Tüm bu merak ve odaklanma hiç kuşkusuz ki, DEM Parti ile Abdullah Öcalan ekseninde, terörsüz bir Türkiye ve Kürtlerin çözüm bekleyen, istek ile sorunlarına dair istişare geliştirmek olduğunu biliyoruz!?..

***

Bahçeli'nin bu haftaki grup toplantısında bu minvaldeki çağrılarını bir adım daha ileriye taşıdığını söyleyebiliriz!..

“Öcalan gelsin, DEM Grubunda konuşsun” söylemini; “İmralı ile DEM Grubu arasında yüz yüze temasın gecikmeksizin yapılmasını bekliyoruz” a evirdi..

Ne demek bu?..

Görüşme yapılsın, neresi olursa olsun, önemli değil, yeter ki, temas sağlansın, istişare diyaloğu geliştirilsin!..

***

Bu çıkış aslında yeni bir dönemin de yol haritasının giderek olgunlaşması gerektiğini zorunlu kılıyor..
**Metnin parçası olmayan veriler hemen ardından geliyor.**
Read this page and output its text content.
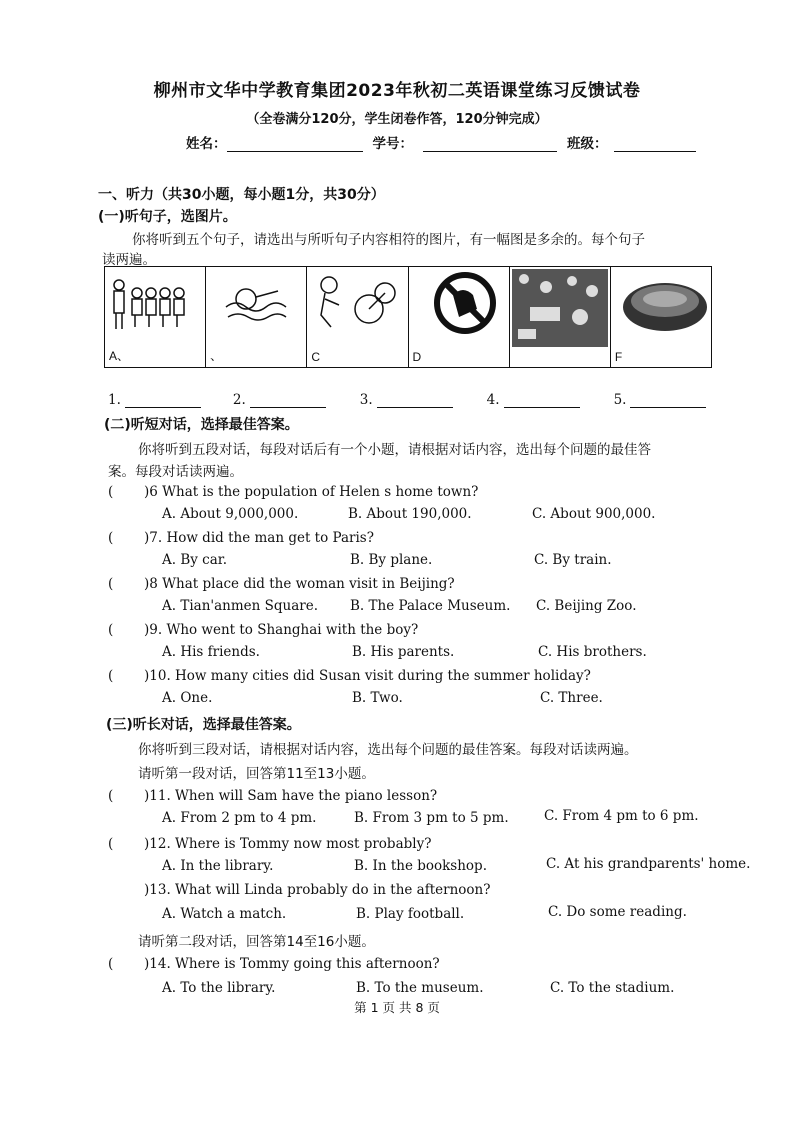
柳州市文华中学教育集团2023年秋初二英语课堂练习反馈试卷
（全卷满分120分，学生闭卷作答，120分钟完成）
姓名：	学号：	班级：
一、听力（共30小题，每小题1分，共30分）
(一)听句子，选图片。
你将听到五个句子，请选出与所听句子内容相符的图片，有一幅图是多余的。每个句子
读两遍。
A、	、	C	D	E	F
1.	2.	3.	4.	5.
(二)听短对话，选择最佳答案。
你将听到五段对话，每段对话后有一个小题，请根据对话内容，选出每个问题的最佳答
案。每段对话读两遍。
( )6 What is the population of Helen s home town?
A. About 9,000,000.	B. About 190,000.	C. About 900,000.
( )7. How did the man get to Paris?
A. By car.	B. By plane.	C. By train.
( )8 What place did the woman visit in Beijing?
A. Tian'anmen Square. B. The Palace Museum. C. Beijing Zoo.
( )9. Who went to Shanghai with the boy?
A. His friends.	B. His parents.	C. His brothers.
( )10. How many cities did Susan visit during the summer holiday?
A. One.	B. Two.	C. Three.
(三)听长对话，选择最佳答案。
你将听到三段对话，请根据对话内容，选出每个问题的最佳答案。每段对话读两遍。
请听第一段对话，回答第11至13小题。
( )11. When will Sam have the piano lesson?
A. From 2 pm to 4 pm.	B. From 3 pm to 5 pm.	C. From 4 pm to 6 pm.
( )12. Where is Tommy now most probably?
A. In the library.	B. In the bookshop.	C. At his grandparents' home.
)13. What will Linda probably do in the afternoon?
A. Watch a match.	B. Play football.	C. Do some reading.
请听第二段对话，回答第14至16小题。
( )14. Where is Tommy going this afternoon?
A. To the library.	B. To the museum.	C. To the stadium.
第 1 页 共 8 页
Ne var ki seyri, anlayan var, anlamayan var, anlayıp da işi sulandıran var, anlamayıp hücuma geçen, avuç ovalayanlar var?..

Bir kesim var ki; Bahçeli’nin ezber bozucu söylemlerinden bir kıvılcım nasıl çıkarılabilir?..
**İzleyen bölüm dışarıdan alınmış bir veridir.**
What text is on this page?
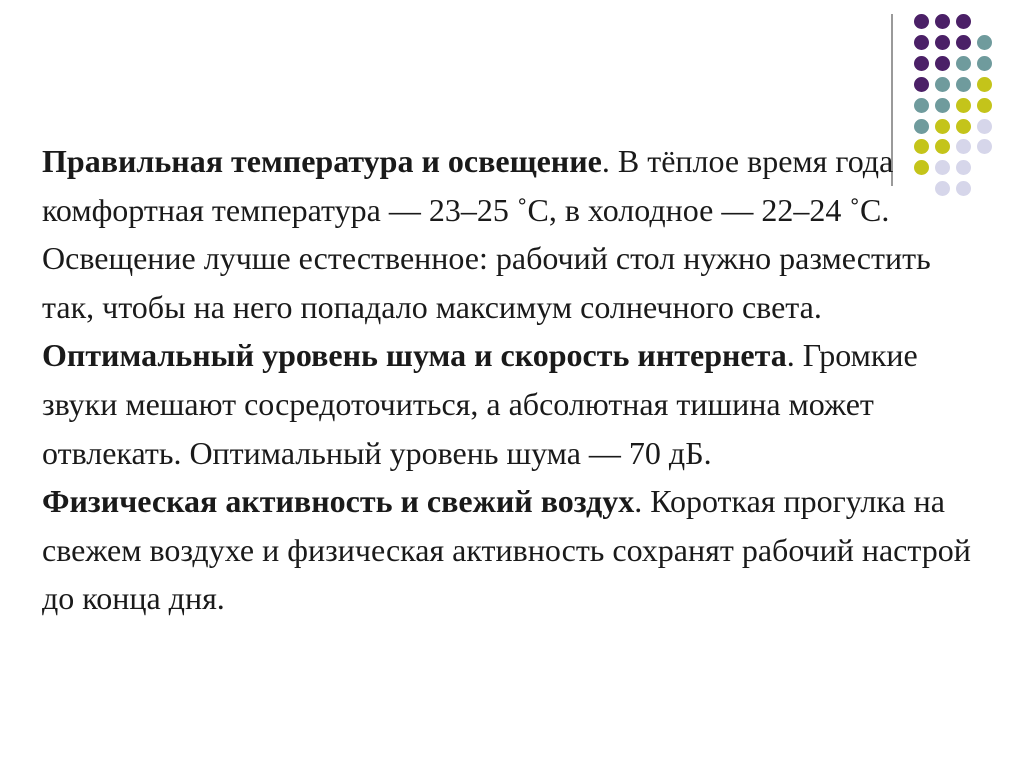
Правильная температура и освещение. В тёплое время года комфортная температура — 23–25 ˚С, в холодное — 22–24 ˚С. Освещение лучше естественное: рабочий стол нужно разместить так, чтобы на него попадало максимум солнечного света.

Оптимальный уровень шума и скорость интернета. Громкие звуки мешают сосредоточиться, а абсолютная тишина может отвлекать. Оптимальный уровень шума — 70 дБ.

Физическая активность и свежий воздух. Короткая прогулка на свежем воздухе и физическая активность сохранят рабочий настрой до конца дня.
“Cumhur ittifakının” akıbetini meçhule düşürüp çatlaklıklar oluşturabilinir mi?..

Böylesi bir beklenti içerisinde olanlar var… Gaye üzüm yemek değil, bağcıyı dövmek!..

***

Neyse ki, Bahçeli de, Erdoğan da bekoavanlık içerisinde olanlara gerekli olan ağız payını vermektedir.. Ne diyor Erdoğan.. “Bahçeli’nin çağrısına ortağız. Ülkenin ve milletin hayrına olan her meselede Sayın Bahçeli’yle tam bir mutabakat halindeyiz, uyum ve eşgüdüm içinde hareket ediyoruz.”

Kaldı ki, Erdoğan’ın DEM-İmralı görüşmesiyle alakalı soruya verdiği yanıt; görüşüyorlar?…

***

Bu görüşüyorlar beyanı, muhtemelendir ki, geçtiğimiz hafta İmralı’ya giden DEM Milletvekili Ömer Öcalan’ı işaret ediyor..

Ki yeğen Öcalan, görüşme sonrasında Abdullah Öcalan sorumluluk üstlenmeye hazır olduğunu söylemişti.. Yüz yüze görüşülsün çıkışının DEM’deki yansımasına bakarsak!..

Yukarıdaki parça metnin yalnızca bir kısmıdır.